The kl file on the other hand needs to be modded depending on which bt keyboard you are running; you can get the correct mapping for any layout.


----------



## jeff0519 (Oct 15, 2011)

hi can i use my phone into keyboard for TP???thanks


----------



## decalex (Jul 25, 2011)

Thanks so much for posting this. I'm gonna take a crack at getting my HP Bluetooth kb working well with this.
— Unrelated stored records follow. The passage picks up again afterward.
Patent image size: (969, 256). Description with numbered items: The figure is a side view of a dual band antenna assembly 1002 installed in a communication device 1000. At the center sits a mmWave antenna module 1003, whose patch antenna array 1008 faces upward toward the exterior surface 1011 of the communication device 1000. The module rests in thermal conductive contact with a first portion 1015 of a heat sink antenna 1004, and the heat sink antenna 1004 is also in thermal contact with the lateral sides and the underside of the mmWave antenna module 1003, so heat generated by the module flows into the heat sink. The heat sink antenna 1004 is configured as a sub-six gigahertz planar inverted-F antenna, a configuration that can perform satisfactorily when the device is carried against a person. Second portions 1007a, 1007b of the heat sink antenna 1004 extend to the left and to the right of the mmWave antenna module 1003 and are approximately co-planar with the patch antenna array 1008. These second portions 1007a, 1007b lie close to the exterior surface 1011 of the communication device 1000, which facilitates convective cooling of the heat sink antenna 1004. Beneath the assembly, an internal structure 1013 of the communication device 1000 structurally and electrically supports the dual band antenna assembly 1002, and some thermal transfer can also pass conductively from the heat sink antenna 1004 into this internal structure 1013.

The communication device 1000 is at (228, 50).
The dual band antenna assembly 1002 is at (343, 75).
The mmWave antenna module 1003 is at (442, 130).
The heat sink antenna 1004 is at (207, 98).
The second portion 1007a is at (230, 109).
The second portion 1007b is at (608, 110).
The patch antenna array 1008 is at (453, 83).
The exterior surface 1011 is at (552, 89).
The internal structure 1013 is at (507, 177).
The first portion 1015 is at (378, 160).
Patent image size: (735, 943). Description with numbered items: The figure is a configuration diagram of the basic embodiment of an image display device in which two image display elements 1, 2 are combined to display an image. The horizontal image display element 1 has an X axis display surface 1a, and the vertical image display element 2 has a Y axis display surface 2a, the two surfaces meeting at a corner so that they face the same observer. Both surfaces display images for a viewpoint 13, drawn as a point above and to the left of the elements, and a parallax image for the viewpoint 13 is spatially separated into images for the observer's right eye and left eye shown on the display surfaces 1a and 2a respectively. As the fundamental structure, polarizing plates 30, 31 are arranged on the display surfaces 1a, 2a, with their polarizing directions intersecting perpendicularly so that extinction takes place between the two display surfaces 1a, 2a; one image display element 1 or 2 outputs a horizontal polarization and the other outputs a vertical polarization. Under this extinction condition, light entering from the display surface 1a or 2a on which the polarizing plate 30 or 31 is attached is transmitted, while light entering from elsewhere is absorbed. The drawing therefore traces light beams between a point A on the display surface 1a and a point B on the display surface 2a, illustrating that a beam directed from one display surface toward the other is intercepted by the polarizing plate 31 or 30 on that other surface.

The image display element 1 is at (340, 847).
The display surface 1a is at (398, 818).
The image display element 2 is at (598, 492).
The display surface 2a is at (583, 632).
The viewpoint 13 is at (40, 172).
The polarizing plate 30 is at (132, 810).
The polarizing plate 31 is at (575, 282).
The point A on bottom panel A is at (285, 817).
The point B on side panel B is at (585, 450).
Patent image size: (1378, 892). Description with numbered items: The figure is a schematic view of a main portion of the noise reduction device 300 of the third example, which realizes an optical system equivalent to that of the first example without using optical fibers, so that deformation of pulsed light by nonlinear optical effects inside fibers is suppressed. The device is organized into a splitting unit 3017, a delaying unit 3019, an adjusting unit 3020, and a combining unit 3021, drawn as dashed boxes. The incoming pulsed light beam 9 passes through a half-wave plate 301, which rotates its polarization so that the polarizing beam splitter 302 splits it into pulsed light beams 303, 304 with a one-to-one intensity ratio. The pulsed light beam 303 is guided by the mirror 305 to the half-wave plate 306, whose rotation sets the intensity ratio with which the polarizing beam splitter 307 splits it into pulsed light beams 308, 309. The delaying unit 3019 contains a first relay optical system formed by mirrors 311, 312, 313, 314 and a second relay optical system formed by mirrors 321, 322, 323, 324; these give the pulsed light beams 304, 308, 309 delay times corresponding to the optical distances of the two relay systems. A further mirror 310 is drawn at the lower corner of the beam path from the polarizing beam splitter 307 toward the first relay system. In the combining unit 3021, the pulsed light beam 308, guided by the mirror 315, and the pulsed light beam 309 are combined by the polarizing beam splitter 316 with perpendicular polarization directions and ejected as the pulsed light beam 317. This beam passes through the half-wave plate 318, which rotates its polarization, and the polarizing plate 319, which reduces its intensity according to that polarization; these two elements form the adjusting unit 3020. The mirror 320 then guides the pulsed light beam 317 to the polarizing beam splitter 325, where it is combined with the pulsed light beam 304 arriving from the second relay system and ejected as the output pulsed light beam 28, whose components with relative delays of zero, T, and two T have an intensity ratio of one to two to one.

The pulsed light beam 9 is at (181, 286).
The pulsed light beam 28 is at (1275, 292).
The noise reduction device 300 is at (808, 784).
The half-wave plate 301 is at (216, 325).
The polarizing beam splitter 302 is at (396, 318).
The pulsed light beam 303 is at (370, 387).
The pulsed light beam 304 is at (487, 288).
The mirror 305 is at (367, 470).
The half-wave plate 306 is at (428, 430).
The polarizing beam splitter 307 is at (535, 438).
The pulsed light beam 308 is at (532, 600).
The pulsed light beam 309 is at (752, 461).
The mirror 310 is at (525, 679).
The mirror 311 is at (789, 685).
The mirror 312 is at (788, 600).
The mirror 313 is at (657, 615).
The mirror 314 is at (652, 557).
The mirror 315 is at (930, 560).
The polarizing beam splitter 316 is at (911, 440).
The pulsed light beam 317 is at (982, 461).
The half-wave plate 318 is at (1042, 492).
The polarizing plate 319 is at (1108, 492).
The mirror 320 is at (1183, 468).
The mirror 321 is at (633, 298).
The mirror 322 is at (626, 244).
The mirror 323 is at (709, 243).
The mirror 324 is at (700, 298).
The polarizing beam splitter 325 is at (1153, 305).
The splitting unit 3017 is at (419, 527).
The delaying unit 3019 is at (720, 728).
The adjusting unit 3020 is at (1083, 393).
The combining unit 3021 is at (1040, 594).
Question though-- when you're using your bluetooth keyboard, is the softkeyboard still up on your screen? I know it's a known bug that isn't a priority right now, but wondering if you have a workaround.
Thx again.


----------



## ncinerate (Sep 20, 2011)

decalex said:


> Thanks so much for posting this. I'm gonna take a crack at getting my HP Bluetooth kb working well with this.
> 
> Question though-- when you're using your bluetooth keyboard, is the softkeyboard still up on your screen? I know it's a known bug that isn't a priority right now, but wondering if you have a workaround.
> Thx again.


Current workaround I've found is installing null keyboard and turning it on before using my bluetooth keyboard. Just keeps the onscreen keyboard totally off until I turn null keyboard off in the settings. A bit annoying, but it works.


----------



## decalex (Jul 25, 2011)

genius  totally forgot about that app! ty.


----------



## carlosbsanchez (Oct 14, 2011)

ncinerate said:


> Current workaround I've found is installing null keyboard and turning it on before using my bluetooth keyboard. Just keeps the onscreen keyboard totally off until I turn null keyboard off in the settings. A bit annoying, but it works.


Great idea! Works like a charm.


----------



## ebswift (Aug 26, 2011)

I've updated the google docs since the a3 release. Following the old instructions to the letter would end up with reversing the latest fixes that address some fundamental issues like orientation.

Moving forward, does anyone know if it's possible to map 'action' keys like launch browser, email, media player etc., or is this something that would need a driver built for a specific keyboard? Maybe ICS will give us some more flexibility - last I read too, it would have support for the CTRL key which will be helpful too (like for CTRL-arrow shortcuts for skipping over words).

Anyhow, following the new instructions will get you up and running on a3, and they probably won't change for future releases now.


----------